Çoğu Kuzey Afrikalı yaklaşık 6 milyon Müslüman nüfusu ile Avrupa’da en fazla Müslüman’ın yaşadığı Fransa’da son yıllarda yaşanan radikal terör saldırıları Emmanuel Macron hükumetinin gündeme getirdiği Cumhuriyet İlkelerine Saygıyı Güçlendirme Yasası büyük tartışmaların ardından meclise geldi.
Fransa Ulusal Meclisinde oluşturulan 72 üyeli Özel Komisyon, bir hafta süren çalışmalar sonunda 51 maddelik tasarı üzerinde verilen bini aşkın değişiklik önergesinden 169’unu kabul etti. Cumartesi günü komisyonda kabul edilen tasarı, 1 Şubat’tan itibaren Meclis Genel Kurulunda görüşülmeye başlandı.
Geniş bir yelpazede hazırlanan 51 maddelik yasa tasarısı üzerindeki görüşmeler 2 hafta sürecek.
YASANIN İÇERİĞİNDE NELER VAR
Yasayla, tüm dini kurumların ibadetlerine, günlük yaşamına da yansıyacak değişiklikler getiriliyor. Fransız Anayasası’nın temel taşlarından 1905 tarihli Laiklik Yasası, Dernekler Yasası; imamların eğitimi, ibadet mekanlarının yönetimi, evde eğitim, zorunlu eğitim yaşı, özel okullar, kamu hizmetinde tarafsızlık, sosyal medya üzerinden nefret suçu, yerel yönetimlere vali denetimine kadar pek çok alanda değişiklik öngörüyor.
SİYASİ ALANDAN ELEŞTİRİLER
İktidar, kendi partisi içindeki kırılma ve bölünmeleri de engellemek için üniversitelerde türban yasağı gibi tartışmalı konuları kapsam dışında bıraktı. Ancak yasa metnini, hem fazla yumuşak bulan sağ muhalefet, hem de Müslümanların rencide edildiğini savunan sol partiler sert eleştiriyor.
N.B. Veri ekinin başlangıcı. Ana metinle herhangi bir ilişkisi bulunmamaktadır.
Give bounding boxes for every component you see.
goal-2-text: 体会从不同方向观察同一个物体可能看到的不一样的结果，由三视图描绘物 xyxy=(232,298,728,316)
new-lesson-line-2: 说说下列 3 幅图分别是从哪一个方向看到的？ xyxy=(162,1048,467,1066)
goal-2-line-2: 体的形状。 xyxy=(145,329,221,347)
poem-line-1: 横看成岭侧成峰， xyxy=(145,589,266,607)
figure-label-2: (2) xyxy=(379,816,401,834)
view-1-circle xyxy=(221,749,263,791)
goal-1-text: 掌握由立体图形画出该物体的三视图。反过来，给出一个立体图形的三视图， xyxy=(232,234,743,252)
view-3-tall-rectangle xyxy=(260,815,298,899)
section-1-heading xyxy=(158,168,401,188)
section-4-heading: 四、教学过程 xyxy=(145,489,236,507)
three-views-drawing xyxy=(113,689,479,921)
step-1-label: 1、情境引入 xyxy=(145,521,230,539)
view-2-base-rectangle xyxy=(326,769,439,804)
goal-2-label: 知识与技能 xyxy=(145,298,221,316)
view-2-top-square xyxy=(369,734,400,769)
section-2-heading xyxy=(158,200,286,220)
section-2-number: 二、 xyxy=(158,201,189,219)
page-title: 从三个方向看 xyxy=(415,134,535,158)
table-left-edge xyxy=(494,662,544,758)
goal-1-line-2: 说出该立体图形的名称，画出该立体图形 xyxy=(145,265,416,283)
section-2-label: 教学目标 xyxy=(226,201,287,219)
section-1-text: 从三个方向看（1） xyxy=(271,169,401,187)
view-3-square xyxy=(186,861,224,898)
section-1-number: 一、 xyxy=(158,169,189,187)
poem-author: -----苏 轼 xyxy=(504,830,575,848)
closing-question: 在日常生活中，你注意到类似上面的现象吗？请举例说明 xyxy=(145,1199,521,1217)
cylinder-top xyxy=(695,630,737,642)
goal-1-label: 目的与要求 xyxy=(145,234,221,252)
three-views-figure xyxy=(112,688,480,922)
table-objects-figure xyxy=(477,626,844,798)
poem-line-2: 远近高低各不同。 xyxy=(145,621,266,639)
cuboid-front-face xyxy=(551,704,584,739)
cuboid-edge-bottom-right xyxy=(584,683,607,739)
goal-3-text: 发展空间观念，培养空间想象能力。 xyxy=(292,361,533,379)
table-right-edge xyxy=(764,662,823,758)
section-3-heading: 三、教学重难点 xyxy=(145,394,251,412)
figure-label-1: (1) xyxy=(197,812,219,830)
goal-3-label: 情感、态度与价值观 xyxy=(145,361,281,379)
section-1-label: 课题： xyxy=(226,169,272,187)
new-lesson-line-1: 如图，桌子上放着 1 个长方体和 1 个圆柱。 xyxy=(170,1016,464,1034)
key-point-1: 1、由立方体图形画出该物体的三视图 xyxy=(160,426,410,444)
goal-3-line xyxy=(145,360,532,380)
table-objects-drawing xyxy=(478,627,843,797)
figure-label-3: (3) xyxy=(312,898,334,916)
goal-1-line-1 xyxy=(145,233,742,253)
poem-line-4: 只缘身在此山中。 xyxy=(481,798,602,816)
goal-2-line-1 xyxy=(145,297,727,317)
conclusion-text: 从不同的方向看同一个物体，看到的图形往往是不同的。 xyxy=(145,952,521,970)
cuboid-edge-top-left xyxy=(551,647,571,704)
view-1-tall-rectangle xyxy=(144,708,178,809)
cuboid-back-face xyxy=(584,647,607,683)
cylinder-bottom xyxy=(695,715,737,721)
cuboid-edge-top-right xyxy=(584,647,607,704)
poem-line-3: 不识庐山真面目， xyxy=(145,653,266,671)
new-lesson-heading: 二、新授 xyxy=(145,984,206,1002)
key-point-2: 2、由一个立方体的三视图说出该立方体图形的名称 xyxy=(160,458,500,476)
Sağ partiler, yasanın daha da sertleştirilmesinden yana. Genel Kurul’da görüşülmek üzere yasa tasarısı üzerinde 2 bin 650 değişiklik önergesi verildi. Ana muhalefetteki merkez sağ parti Cumhuriyetçiler aşırı sağ Ulusal Bütünleşme Hareketi İslamcı İdeolojiyle Mücadele Yasası adında bir karşı teklif hazırladı. Cumhuriyetçiler de, kendi alternatif yasa teklifini sunacaklarını açıkladı. Meclis görüşmeleri, “Bu yasa tehlikeli ve aptalca” diyen radikal sol parti lideri Jean Luc Melenchon ile İçişleri Bakanı Gerald Darmanin’ın sert tartışmasına sahne oldu. Radikal sol La France Insoumise Hareketi’nin lideri Jean Luc Melenchon, yasayla Müslüman toplumunun incitildiğini belirterek şunları söyledi:
“Bu yasayla özgürlükler sınırlandırılıyor. Cumhuriyet değerlerine bağlılık için sözleşme imzalatılması hem tehlikeli hem de aptalca. Cumhuriyet değerleri bunun çok ötesinde garanti altındadır. Katolik Kilisesi bu yasaya karşı, Protestanlar ve Yahudiler de eleştiriyor. Bütün din adamlarının açıklamalarına bakın. Din ve siyaset arasındaki ayrım, devlet ve kilise ayrımı çok değerli. 1905 yasası çok nettir, devlet din işlerini organize edemez.”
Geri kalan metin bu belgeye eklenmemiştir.